PDF font mapping error


While rendering a PDF file generated by PDFCreator 0.9.x. I noticed it contains an error in the character mapping. Now, an error in a PDF file is nothing to be wondered about, Acrobat does wonders in rendering faulty PDF files hence a lot of PDF generators create PDFs that do not adhere fully to the PDF standard.

I trief to create a small example file: http://test.continuit.nl/temp/Document.pdf

The single page renders a single glyph (a capital A) using a Tj command (See stream 5 0 obj). The font selected (7 0 obj) contains a font with a single glyph embedded. So far so good. The char is referenced by char #1. Given the Encoding of the font it contains a Differences part: [ 1 /A ]. Thus char 1 -> character /A. Now in the embedded subset font there is a cmap that matches no glyph at character 65 (eg capital A) the cmap section of the font does define the character in exactly the order in the PDF file Font -> Encoding -> Differences array.

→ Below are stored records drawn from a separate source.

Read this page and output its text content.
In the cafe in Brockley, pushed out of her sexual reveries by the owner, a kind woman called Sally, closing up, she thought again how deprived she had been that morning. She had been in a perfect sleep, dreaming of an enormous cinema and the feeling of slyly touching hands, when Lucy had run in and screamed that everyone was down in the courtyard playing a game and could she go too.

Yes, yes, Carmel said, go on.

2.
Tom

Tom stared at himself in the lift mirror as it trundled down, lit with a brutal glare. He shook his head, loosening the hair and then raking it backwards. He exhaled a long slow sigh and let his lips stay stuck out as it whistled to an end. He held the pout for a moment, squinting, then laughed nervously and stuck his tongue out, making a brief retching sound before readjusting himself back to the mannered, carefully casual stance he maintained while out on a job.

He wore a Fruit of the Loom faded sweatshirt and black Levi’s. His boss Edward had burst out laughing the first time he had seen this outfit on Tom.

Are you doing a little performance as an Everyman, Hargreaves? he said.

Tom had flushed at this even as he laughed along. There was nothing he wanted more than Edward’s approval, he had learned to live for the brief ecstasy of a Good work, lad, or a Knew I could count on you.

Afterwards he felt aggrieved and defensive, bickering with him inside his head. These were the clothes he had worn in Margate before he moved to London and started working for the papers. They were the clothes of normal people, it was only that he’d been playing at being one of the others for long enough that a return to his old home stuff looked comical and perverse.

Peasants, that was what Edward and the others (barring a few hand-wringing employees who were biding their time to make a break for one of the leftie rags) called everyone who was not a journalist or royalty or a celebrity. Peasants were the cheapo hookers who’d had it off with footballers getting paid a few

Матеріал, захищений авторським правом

It looks like the character mapping / encoding is done twice. Only Files from PDFCreator 0.9.x seem to be affected.

My question is: Is this correct (or did I make a mistake and is the PDF correct) and what would you do to detect this situation in order to solve the rendering problem.

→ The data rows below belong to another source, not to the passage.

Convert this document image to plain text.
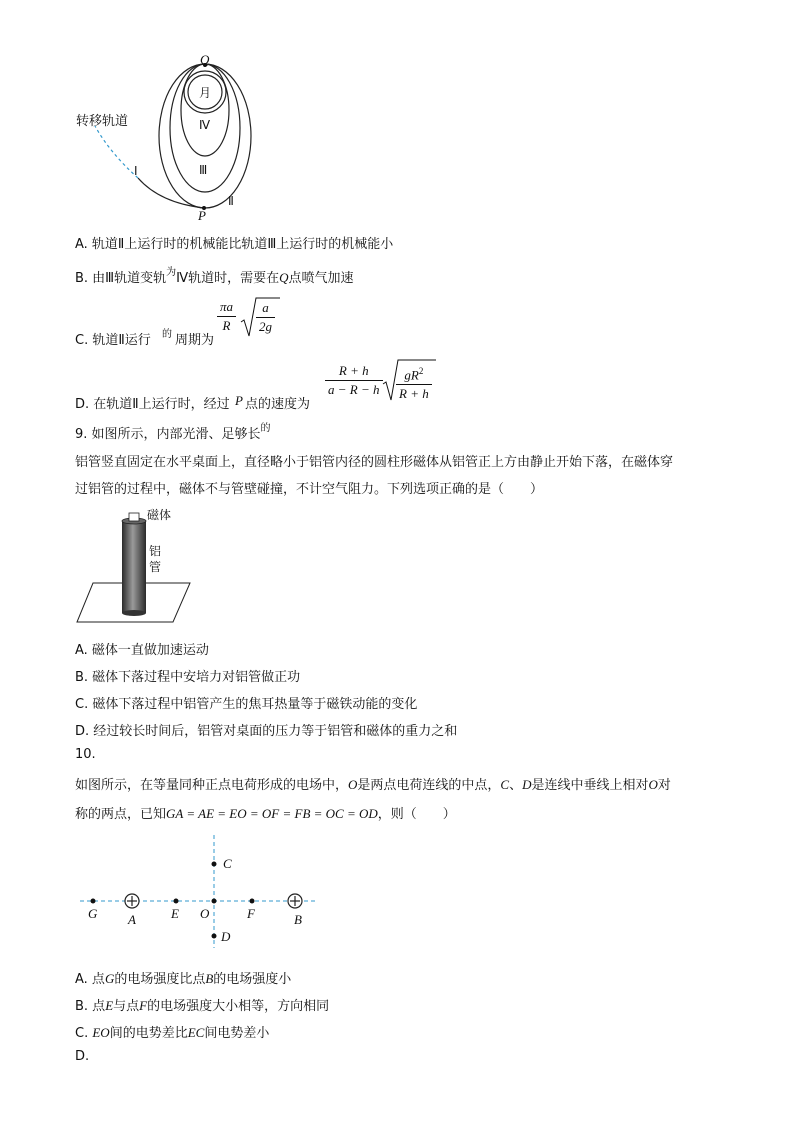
Q
月
Ⅳ
Ⅲ
Ⅱ
Ⅰ
P
转移轨道
A. 轨道Ⅱ上运行时的机械能比轨道Ⅲ上运行时的机械能小
B. 由Ⅲ轨道变轨$^为$Ⅳ轨道时，需要在Q点喷气加速
C. 轨道Ⅱ运行 的 周期为
$\frac{\pi a}{R} \frac{a}{2g}$
D. 在轨道Ⅱ上运行时，经过 P 点的速度为
$\frac{R + h}{a - R - h} \frac{gR^2}{R + h}$
9. 如图所示，内部光滑、足够长$^的$
铝管竖直固定在水平桌面上，直径略小于铝管内径的圆柱形磁体从铝管正上方由静止开始下落，在磁体穿
过铝管的过程中，磁体不与管壁碰撞，不计空气阻力。下列选项正确的是（　　）
磁体
铝
管
A. 磁体一直做加速运动
B. 磁体下落过程中安培力对铝管做正功
C. 磁体下落过程中铝管产生的焦耳热量等于磁铁动能的变化
D. 经过较长时间后，铝管对桌面的压力等于铝管和磁体的重力之和
10.
如图所示，在等量同种正点电荷形成的电场中，O是两点电荷连线的中点，C、D是连线中垂线上相对O对
称的两点，已知GA = AE = EO = OF = FB = OC = OD，则（　　）
G A	E O	F	B
C
D
A. 点G的电场强度比点B的电场强度小
B. 点E与点F的电场强度大小相等，方向相同
C. EO间的电势差比EC间电势差小
D.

Note: I do need to be able to render these PDFs..

Solution

In the ISO32000 file there is a remark that symbolic TrueType fonts (flag bit 3 is on in the font descriptor) the encoding is not allowed and you should IGNORE it, using a simple 1on1 encoding always. SO all in all, if it is a symbolic font, I ignore the Encoding object altogether and this solves the problem.


Solution

  • The first point is that the file opens and renders correctly in Acrobat, so its almost certain that the file is correct. In fact it opens and renders correctly in a wide range of PDF consumers, so in fact it is correct.

    The font in question is a TrueType font, so actually yes, there are two kinds of 'encoding'. First there is PDF/PostScript Encoding. This maps a character code into a glyph name. In your case it maps character code 1 to glyph name /A.

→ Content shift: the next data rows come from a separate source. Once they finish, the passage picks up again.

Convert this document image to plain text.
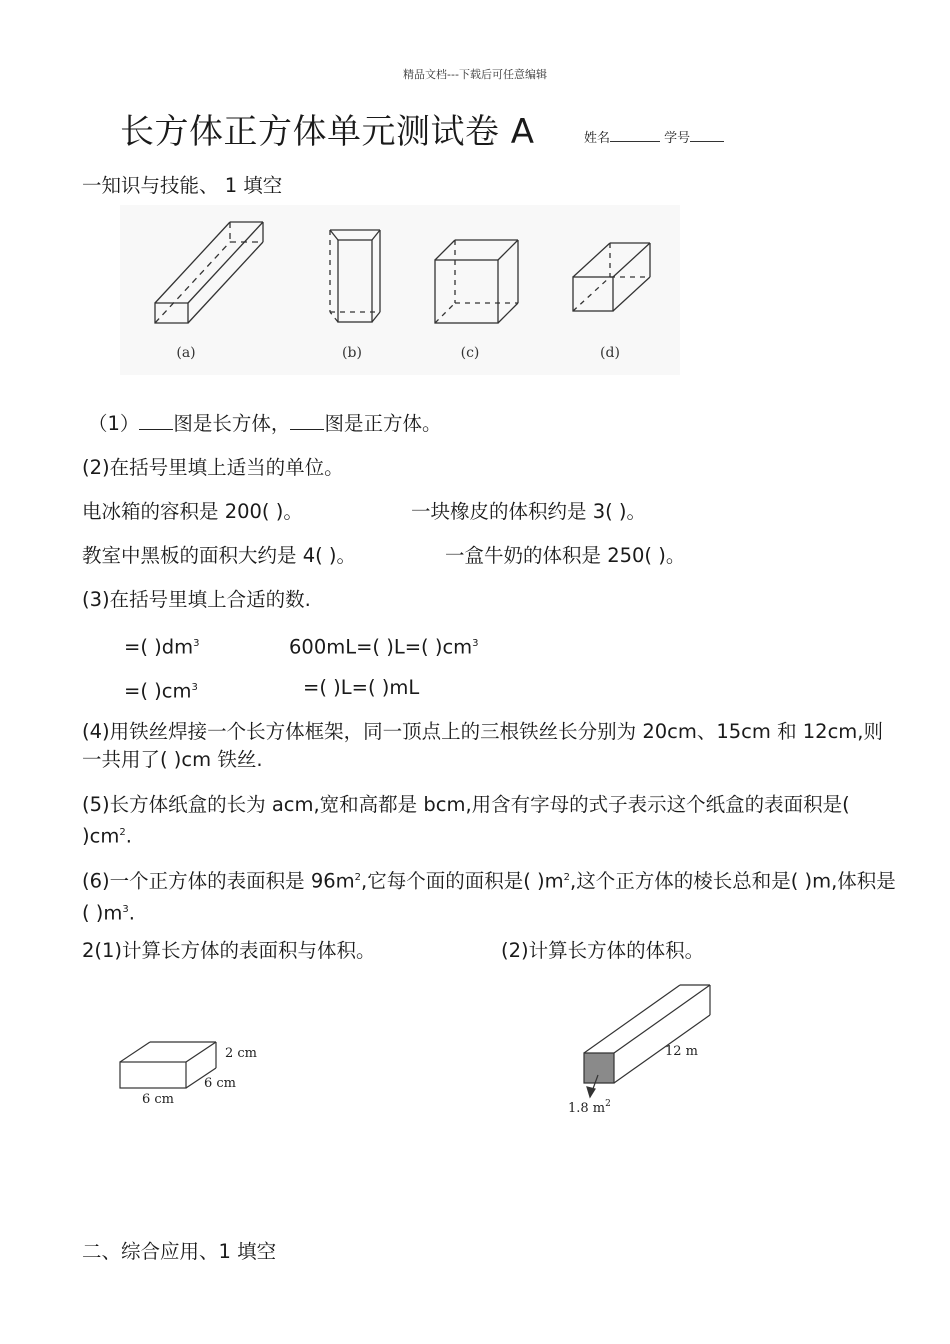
精品文档---下载后可任意编辑
长方体正方体单元测试卷 A	姓名	学号
一知识与技能、 1 填空
(a)	(b)	(c)	(d)
（1） 图是长方体， 图是正方体。
(2)在括号里填上适当的单位。
电冰箱的容积是 200( )。	一块橡皮的体积约是 3( )。
教室中黑板的面积大约是 4( )。	一盒牛奶的体积是 250( )。
(3)在括号里填上合适的数.
=( )$dm^3$	600mL=( )L=( )$cm^3$
=( )$cm^3$	=( )L=( )mL
(4)用铁丝焊接一个长方体框架，同一顶点上的三根铁丝长分别为 20cm、15cm 和 12cm,则一共用了( )cm 铁丝.
(5)长方体纸盒的长为 acm,宽和高都是 bcm,用含有字母的式子表示这个纸盒的表面积是( )$cm^2$.
(6)一个正方体的表面积是 $96m^2$,它每个面的面积是( )$m^2$,这个正方体的棱长总和是( )m,体积是( )$m^3$.
2(1)计算长方体的表面积与体积。	(2)计算长方体的体积。
2 cm
6 cm
6 cm
12 m
1.8 $m^2$
二、综合应用、1 填空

    In a PostScript font we would then look up the name /A in the CharStrings dictionary, and that would give us the character description, which we would then execute. Things are different with a TrueType font though.

    You can find this on page 430 of the 1.7 PDF Reference Manual, where it states that:

    "A TrueType font program’s built-in encoding maps directly from character codes to glyph descriptions by means of an internal data structure called a “cmap” (not to be confused with the CMap described in Section 5.6.4, “CMaps”)."

    I believe in your case that you simply need to use the character code (0x01) directly in the CMAP sub table. This will give you a GID of 36.